目の前にまるでタイムスリップしたかのような迫力ある光景が広がる、伝統の神事「相馬野馬追(そうまのまおい)」。
毎年7月に、福島県南相馬市を中心に行われる平安時代から続く歴史ある行事です。
甲冑を身にまとった騎馬武者がズラリと並ぶ、その数はなんと500騎! その光景はまさに、戦国時代に迷い込んだかのよう!
1000年以上の歴史をもち、幾多の困難を乗り越えながら今に受け継がれる南相馬の誇り「相馬野馬追」のルーツとみどころをご紹介します!
神聖な行事「相馬野馬追(そうまのまおい)」
相馬野馬追のルーツは1000年以上前。平安時代に大きな勢力をもった平将門に由来すると言われています。
平安時代中期の関東の豪族・平将門は軍事訓練として馬を敵兵に見立て、その馬を生け捕りにしていました。
そこで生け捕りにされた馬は「神馬」として神前へ奉納されたのです。
鎌倉幕府以降は軍事訓練が禁止されていましたが、「相馬野馬追」だけは生き残ってきました。
それは、神馬を奉納するという行為が「神事」として認められたからとされています。
大迫力の2大行事「甲冑競馬」と「神旗争奪戦」
安全祈願祭(7月24日)を含み、全4日にわたって行われる「相馬野馬追」ですが、メインは26日(日)の「本祭り」。
ここで行われる2大行事が相馬野馬追のハイライトと言えるでしょう。
その一つが「甲冑競馬(かっちゅうけいば)」。
陣螺陣太鼓が鳴り響く中、兜(かぶと)を脱ぎ、白鉢巻きをしめた若武者たちが馬にまたがり、先祖伝来の旗指し物をなびかせながら、一周1000mの距離を10頭立てで走り抜けます。
人馬一体となり、風を切って疾走する勇壮なこの競馬には、かつてJRAで活躍した競走馬も走っているとのこと。そのスピードは圧巻です。
そして、もう一つのメインが「神旗争奪戦(しんきそうだつせん)」。
陣螺(じんがい)が鳴り終え、空中に炸裂した花火の中から二本の御神旗がゆっくりと舞い下りると同時に、数百もの騎馬が、一斉にその御神旗をめがけて駆け抜けます。

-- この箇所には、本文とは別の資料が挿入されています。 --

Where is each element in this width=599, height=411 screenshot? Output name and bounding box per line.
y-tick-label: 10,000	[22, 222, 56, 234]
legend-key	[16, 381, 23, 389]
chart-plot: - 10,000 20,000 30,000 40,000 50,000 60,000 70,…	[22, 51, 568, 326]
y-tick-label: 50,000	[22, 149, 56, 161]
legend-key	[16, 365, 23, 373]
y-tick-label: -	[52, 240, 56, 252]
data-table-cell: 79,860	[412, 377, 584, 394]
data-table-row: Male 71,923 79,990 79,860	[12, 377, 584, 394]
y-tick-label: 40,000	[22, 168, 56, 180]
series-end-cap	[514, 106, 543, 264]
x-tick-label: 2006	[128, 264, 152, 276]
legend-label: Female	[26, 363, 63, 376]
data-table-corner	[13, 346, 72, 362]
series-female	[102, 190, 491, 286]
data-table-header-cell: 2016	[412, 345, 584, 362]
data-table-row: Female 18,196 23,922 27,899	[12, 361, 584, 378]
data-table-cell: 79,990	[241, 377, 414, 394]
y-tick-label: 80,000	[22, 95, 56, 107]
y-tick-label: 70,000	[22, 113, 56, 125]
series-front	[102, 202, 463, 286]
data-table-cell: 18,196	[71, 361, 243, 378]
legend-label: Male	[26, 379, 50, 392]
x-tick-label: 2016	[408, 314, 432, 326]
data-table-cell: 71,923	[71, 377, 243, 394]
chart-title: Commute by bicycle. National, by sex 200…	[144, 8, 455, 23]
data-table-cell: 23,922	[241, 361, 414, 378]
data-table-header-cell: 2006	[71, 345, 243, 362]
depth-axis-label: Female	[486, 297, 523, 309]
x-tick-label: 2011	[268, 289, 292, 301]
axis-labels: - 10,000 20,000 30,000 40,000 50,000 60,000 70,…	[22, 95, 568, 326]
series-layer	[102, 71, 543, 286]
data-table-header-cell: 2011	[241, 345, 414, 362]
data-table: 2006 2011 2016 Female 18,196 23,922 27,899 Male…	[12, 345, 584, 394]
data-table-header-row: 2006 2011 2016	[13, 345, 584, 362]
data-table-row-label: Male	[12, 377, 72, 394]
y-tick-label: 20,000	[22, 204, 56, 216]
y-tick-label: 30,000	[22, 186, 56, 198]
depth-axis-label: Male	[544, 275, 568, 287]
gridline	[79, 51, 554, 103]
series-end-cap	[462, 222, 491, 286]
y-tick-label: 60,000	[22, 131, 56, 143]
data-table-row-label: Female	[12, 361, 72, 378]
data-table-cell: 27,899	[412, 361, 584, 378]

抜刀こそありませんが、鞭を振りかざしての奪い合いの中、落馬してしまう者も続出。「本祭り」の中でも最も荒々しく、見どころ満点の行事です。
この御神旗を手に入れることができた騎馬武者は、高々と誇らしげに旗をかかげながら七曲りの坂を一気に駆け上がり本陣へと報告に向かいます。その道は、まさにビクトリーロード。
多くの人のどよめきと喝采の拍手が相馬のまちを包み込む祭り最大のクライマックスでは、鳥肌が立つほどの感動を体感できるはず!
幾多の困難の中で継承されてきた伝統ある神事
相馬野馬追も東北夏祭り同様、東日本大震災の後は開催が危ぶまれました。
特に、東京電力福島第一原発事故の影響が深刻だったこの地域。
馬を手配できず、やむなく参加を断念する人も少なくなかったといいます。
それでも、相馬野馬追はいまだかつて、どんな困難の中でも中止になることはなかったとのこと。
途切れさせてはいけないという相馬の誇りがこの行事であり、途切れさせてはならない神事であるという強い意志が伝わってきます。
昨年も約16万人の来場者を集めた相馬野馬追。今年も熱気に満ちたビッグイベントとなることでしょう。
注目はやはり、26日(日)に南相馬市原町区・雲雀ヶ原祭場で開催される「甲冑競馬」と「神旗争奪戦」!
夏休み期間中でもあるので、お子さんと一緒に南相馬市にぜひ足を運んでみませんか。